The books for FY-2012 are closed. NYCERS’s closing balance for FY-2012 was $42.655B. This represents a 1.02% profit from the $42.409B closing balance for FY-2011. The profit is due to dividends and interest payments of $1.165B.
Unfortunately, there was is only a .58% increase in the valve of the NYCERS portfolio and there was a loss of $481.7MM in the fair value of its investments.
The S&P 500 Index, a broad gauge of the US stock market, increased from 1320 to 1365 during FY-2012, a 3.4% increase. If NYCERS had matched the S&P 500 Index, that loss would have been an increase of $1.442B.
The Russell 3000 index, a broader gauge of US companies, went from 790.00 to 803.63, a 1.73% increase. This index would have produced an increase of at least $734MM.
This poor performance was in spite of a $633MM jump in employer contributions which increased from $2.387B to $3.017B (Cash Statement shows only $2.661B)in FY-2012. While Albany in 2012 was radically cutting the pension benefit structure for all new employees, the NYCERS trustees were digging the whole deeper.
There was no press release from NYCERS acknowledging this disappointing investment result for 2012.
Hidden away on page 74 of NYCERS 2012 Comprehensive Financial Statement is the following comment on NYCERS financial highlights for 2012:
Financial Highlights — NYCERS’ net assets held in trust for benefits have increased by $246 million (.6%) from $42.4 billion at June 30, 2011 to $42.7 billion at June 30, 2012. The main reason for the modest increase was that the increase in value of the Plan’s bonds and private equity segments, along with the increase in employer contributions, were enough to offset the losses in the domestic and international equities markets.
It is unclear why NYCERS had losses in its domestic and international equities assets, since the domestic and international indexes were up for the year ending June 30, 2012. A subsequent NYCERS comment below appears to contradict the above quote.
Investment Performance — Investment performance results for fiscal year 2012 were generally consistent with related benchmarks. Domestic equities returned 2.23%, which significantly trailed the Russell 3000 benchmark of 3.84%. International equity holdings returned 13.62%, slightly below the MSCI EAFE Index of 13.83%. Fixed income securities returned 7.05%, significantly below the NYC Core Plus Five Index of 9.35%.
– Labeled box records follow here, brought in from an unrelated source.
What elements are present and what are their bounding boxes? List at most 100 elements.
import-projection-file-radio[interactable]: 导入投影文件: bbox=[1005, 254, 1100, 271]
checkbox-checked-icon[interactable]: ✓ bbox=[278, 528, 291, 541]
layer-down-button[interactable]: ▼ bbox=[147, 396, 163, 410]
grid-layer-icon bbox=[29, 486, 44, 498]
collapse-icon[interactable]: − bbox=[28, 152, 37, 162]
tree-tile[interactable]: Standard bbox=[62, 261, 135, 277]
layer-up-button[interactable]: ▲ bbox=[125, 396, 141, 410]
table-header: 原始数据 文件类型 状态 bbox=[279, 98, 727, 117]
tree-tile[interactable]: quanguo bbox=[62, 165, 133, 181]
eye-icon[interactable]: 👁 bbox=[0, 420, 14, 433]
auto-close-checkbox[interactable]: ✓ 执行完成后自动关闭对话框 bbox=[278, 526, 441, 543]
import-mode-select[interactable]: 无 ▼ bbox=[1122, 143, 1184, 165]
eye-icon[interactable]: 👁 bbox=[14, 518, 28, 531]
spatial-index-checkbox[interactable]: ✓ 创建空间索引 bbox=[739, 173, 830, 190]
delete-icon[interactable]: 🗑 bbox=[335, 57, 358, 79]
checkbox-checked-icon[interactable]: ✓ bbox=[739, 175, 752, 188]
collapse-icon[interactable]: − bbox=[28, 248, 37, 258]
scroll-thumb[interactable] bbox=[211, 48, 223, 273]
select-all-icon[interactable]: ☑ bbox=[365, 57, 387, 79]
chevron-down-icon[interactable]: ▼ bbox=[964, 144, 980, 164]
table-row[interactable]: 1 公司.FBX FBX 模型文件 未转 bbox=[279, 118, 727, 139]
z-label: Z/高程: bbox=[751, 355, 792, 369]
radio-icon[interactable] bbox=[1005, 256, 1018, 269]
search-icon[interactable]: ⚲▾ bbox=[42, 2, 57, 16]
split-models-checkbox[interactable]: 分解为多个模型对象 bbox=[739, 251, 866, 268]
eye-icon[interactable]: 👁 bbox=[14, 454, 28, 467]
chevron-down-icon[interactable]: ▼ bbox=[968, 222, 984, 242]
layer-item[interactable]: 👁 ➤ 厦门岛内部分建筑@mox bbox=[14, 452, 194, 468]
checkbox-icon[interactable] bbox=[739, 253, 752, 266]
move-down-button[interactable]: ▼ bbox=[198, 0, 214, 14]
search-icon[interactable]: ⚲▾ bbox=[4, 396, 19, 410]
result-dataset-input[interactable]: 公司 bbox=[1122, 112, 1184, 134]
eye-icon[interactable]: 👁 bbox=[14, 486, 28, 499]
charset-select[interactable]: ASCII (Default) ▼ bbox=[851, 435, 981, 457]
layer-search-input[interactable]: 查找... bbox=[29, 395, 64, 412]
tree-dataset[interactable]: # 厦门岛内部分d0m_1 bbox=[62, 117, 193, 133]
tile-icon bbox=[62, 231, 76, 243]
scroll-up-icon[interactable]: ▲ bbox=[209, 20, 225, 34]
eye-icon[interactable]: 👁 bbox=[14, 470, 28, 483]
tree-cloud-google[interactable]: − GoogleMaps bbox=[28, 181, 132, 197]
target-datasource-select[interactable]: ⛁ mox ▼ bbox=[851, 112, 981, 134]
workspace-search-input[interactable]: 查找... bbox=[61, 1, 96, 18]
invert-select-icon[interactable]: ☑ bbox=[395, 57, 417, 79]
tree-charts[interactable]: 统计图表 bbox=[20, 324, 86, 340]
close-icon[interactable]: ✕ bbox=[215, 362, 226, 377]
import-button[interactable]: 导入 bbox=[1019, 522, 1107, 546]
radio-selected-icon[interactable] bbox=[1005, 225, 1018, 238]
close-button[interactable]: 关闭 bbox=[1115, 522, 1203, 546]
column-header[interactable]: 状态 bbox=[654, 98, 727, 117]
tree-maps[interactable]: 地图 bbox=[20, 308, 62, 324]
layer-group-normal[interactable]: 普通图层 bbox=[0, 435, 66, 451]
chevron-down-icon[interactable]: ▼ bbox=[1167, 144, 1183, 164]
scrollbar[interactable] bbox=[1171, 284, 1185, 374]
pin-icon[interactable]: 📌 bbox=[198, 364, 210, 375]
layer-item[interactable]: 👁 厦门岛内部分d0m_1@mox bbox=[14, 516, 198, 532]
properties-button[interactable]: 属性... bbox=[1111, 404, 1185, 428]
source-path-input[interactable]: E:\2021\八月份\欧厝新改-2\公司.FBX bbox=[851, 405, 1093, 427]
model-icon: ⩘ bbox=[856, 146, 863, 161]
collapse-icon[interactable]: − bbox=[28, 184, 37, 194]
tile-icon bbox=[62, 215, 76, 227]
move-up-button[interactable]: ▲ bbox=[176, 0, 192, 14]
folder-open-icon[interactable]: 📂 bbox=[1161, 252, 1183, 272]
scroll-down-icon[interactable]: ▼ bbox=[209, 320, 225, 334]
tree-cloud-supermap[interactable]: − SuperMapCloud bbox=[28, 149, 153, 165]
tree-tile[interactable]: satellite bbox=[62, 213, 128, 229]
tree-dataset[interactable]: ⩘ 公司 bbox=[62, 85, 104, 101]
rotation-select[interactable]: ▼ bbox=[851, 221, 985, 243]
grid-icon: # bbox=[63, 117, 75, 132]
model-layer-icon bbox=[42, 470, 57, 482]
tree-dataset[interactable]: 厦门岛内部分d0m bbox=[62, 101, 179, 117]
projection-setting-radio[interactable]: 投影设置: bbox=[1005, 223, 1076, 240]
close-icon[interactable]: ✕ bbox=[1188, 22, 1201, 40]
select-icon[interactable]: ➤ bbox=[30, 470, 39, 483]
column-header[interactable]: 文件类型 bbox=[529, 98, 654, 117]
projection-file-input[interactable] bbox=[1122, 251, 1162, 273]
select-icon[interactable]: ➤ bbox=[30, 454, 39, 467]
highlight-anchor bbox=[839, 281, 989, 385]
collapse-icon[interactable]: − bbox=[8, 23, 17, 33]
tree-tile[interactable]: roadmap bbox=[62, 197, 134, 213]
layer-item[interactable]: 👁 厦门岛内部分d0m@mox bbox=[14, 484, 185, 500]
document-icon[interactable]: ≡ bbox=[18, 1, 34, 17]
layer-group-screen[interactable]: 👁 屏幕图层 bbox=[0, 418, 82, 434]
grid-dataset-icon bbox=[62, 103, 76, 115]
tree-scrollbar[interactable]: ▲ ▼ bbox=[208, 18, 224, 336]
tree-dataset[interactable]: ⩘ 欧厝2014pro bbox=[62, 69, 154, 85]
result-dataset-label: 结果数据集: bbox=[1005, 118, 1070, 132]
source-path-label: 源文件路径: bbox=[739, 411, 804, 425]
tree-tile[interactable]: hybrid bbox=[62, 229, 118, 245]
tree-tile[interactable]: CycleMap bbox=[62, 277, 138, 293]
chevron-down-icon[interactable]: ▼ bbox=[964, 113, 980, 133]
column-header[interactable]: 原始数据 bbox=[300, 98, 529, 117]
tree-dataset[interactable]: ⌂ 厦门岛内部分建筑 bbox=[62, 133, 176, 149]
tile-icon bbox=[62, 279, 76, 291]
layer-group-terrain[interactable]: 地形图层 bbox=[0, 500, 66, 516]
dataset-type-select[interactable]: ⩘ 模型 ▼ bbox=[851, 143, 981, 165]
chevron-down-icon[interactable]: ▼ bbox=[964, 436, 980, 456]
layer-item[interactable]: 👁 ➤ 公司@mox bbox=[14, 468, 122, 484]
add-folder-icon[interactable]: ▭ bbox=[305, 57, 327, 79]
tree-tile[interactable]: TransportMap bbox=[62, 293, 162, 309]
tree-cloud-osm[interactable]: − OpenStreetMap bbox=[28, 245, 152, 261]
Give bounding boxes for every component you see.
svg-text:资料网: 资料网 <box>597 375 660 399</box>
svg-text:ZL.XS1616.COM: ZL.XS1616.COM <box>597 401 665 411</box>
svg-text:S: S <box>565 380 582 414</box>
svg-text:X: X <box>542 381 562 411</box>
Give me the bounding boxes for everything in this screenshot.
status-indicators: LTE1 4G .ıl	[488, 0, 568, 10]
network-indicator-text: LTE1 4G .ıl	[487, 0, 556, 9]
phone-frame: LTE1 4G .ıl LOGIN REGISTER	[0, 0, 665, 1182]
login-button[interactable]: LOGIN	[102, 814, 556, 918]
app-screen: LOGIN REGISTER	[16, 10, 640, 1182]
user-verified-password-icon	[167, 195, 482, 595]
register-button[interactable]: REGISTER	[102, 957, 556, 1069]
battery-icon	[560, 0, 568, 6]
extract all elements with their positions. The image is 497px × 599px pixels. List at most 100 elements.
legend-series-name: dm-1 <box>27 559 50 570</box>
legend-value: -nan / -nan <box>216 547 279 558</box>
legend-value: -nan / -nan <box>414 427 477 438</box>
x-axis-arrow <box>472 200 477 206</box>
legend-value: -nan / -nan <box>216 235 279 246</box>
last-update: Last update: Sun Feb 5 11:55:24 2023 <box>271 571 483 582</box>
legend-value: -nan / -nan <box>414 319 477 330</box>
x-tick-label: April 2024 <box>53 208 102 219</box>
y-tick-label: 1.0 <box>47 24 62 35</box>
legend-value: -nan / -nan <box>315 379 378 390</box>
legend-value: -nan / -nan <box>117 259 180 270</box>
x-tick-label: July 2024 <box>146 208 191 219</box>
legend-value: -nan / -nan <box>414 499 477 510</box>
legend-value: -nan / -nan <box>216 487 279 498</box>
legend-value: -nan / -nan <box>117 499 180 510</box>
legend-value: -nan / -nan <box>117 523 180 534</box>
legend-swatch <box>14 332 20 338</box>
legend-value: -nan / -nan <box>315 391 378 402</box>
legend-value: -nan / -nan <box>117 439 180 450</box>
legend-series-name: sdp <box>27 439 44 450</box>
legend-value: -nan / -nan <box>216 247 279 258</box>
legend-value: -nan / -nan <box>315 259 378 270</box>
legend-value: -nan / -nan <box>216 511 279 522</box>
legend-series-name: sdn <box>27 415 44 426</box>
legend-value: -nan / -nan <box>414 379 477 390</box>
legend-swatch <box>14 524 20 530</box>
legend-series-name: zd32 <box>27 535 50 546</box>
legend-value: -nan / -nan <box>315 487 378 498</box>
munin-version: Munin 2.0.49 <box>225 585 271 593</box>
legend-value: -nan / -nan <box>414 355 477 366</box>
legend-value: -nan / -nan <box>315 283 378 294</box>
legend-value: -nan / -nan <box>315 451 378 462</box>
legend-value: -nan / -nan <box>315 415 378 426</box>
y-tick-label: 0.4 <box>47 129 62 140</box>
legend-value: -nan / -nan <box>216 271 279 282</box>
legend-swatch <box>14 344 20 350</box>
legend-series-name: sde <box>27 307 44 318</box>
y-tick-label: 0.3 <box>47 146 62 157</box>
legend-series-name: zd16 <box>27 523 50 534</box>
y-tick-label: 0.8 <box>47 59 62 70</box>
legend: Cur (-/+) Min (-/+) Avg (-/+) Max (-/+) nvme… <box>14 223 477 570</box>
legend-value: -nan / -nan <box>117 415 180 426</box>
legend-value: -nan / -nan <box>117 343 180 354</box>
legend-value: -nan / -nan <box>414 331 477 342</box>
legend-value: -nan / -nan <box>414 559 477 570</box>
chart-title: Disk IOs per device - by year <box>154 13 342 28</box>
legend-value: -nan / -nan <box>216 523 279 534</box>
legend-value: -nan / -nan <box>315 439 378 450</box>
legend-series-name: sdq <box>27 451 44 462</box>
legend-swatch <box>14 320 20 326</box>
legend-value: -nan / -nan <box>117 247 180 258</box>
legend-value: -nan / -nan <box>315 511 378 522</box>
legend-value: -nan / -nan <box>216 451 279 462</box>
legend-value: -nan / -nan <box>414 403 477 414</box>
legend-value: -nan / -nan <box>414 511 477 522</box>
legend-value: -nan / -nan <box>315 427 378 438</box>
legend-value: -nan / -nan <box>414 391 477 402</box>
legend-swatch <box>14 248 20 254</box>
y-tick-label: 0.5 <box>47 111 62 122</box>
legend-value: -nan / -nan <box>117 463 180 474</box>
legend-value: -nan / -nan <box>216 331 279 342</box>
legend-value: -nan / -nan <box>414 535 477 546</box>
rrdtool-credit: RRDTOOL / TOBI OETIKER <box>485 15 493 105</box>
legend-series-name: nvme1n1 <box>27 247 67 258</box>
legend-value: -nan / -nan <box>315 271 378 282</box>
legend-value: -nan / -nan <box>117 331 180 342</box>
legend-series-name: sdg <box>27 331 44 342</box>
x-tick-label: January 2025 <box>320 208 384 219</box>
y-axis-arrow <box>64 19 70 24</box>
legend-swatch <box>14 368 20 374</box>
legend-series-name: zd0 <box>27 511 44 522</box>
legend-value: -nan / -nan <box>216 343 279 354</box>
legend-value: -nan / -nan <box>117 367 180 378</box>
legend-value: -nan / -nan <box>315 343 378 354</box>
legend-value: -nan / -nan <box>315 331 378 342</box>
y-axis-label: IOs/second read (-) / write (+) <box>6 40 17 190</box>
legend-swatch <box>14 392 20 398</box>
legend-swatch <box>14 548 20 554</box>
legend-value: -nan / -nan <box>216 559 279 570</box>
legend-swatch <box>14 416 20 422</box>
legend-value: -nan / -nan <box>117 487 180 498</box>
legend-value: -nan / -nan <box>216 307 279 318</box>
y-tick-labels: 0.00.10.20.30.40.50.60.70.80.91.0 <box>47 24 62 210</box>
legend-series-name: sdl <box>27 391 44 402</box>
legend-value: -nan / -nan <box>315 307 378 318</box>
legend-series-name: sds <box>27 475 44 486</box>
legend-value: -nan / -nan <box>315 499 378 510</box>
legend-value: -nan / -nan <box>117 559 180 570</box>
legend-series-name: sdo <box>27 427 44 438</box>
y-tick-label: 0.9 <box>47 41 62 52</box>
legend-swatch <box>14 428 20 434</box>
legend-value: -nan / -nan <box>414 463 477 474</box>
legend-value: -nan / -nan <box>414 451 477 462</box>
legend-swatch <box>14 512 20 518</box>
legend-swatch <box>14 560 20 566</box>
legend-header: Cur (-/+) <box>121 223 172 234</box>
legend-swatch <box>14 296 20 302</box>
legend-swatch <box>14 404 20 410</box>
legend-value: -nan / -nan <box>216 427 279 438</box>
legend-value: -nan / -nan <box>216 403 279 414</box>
What is clear, however, is that there are serious questions about the investment decisions being made by the NYCERS trustees.
For the record, this is the first year NYCERS is reporting hedge fund investments with a value of $833MM or $929MM depending on which report you look at. The Comptroller reported this asset class with a -2.14% loss for the year ending June 30, 2012.
As a word of caution, while the market value of fixed income assets increased $632MM ($13.222B - $12.590B) based on prices from open market trading, the private equity assets were “reported” to have increased by $669MM ($5.925B - $5.256B). The private equity increase, unlike fixed income assets and employer contributions, is unverifiable and most probably exaggerated.
The last 12 years have been a disaster for NYCERS investments. The closing balance on June 30, 2000 was $42.824B. On June 30, 2012 it was still only $42.655B. While this represents an average annual profit of 3.71% due dividends and interest payments, the assets have been totally stagnant.
Some of this problem is due to financial crises beyond the trustees control but the trustees, like desperate gamblers, have raised the risk level of the portfolio over the last 12 years in a manner that is inappropriate for a prudent pension fund with a mandated $3.758B in annual benefit payments.
No one ever holds the trustees accountable for their actions.